# Super Troopers



## Nick1 (Oct 17, 2006)

God I love this movie 


      

Anyone else a fan?


----------



## Leon (Oct 17, 2006)

huge!


----------



## Dylan7620 (Oct 17, 2006)

only one of the best movies ever!


----------



## noodles (Oct 17, 2006)

Who wants a mustache ride?


----------



## Vegetta (Oct 17, 2006)

"Bear Fucker - Do you need assistance?!"


----------



## noodles (Oct 17, 2006)

Now we're gonna sit here while you finish this entire bag...


----------



## nitelightboy (Oct 17, 2006)

"Did I just say meow?"

"Meow, that's not funny. I'm gonna call him a chicken fucker!"

This has to be one of the most realistic cop movies of all times.
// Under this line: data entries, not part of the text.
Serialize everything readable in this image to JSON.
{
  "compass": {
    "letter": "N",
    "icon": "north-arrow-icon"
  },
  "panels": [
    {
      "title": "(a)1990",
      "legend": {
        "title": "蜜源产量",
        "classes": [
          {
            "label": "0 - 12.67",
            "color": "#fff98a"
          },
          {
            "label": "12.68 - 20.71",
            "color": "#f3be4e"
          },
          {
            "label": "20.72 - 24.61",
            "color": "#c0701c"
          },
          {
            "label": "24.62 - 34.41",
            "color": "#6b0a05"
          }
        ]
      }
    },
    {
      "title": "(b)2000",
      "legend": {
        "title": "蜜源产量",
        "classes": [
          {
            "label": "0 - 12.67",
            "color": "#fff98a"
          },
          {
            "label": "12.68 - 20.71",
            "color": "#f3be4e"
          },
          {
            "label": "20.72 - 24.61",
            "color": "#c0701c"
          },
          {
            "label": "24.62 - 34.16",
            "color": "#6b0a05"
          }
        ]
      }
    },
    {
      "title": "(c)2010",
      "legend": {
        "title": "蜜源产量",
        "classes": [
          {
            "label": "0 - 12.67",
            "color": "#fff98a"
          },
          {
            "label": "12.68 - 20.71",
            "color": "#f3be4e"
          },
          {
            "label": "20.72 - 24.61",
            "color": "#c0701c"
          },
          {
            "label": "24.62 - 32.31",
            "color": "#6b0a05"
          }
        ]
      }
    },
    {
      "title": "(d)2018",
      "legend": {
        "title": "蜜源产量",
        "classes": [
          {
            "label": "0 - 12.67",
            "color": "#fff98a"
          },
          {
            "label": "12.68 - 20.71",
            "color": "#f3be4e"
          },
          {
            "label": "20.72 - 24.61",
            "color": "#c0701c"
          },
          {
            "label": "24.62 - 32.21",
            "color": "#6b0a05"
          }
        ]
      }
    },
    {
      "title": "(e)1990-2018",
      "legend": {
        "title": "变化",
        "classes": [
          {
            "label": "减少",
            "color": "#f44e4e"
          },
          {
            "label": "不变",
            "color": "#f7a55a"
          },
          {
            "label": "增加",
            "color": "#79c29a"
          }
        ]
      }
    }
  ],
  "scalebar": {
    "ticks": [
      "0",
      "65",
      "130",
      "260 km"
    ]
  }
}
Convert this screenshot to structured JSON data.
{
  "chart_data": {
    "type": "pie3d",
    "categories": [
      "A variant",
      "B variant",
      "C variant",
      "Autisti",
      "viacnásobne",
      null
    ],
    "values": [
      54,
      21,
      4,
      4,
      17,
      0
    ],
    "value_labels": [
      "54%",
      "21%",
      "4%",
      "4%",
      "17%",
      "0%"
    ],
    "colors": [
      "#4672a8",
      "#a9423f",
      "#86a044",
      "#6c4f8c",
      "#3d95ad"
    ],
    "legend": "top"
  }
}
They really do play games like that.


----------



## Rick (Oct 17, 2006)

"Drunk enough to kick your ass!"

One of my all time favorites.


----------



## D-EJ915 (Oct 17, 2006)

BEAR FUCKER!


it's truly one of the classics


----------



## rummy (Oct 17, 2006)

Shenanigans?


----------



## Nick1 (Oct 17, 2006)

nice! I didnt know you guys were fans!


----------



## Leon (Oct 17, 2006)

i posted this a while back at someone's really really lousy comeback


----------



## eleven59 (Oct 17, 2006)

I love this movie, own it on DVD.

I wasn't sure if they could top it with Beerfest, but now that's one of my favourite movies too


----------



## Rick (Oct 17, 2006)

I liked Beerfest but it just won't compare to Supertroopers. I used to have the "Shenanigans" clip on my voicemail.


----------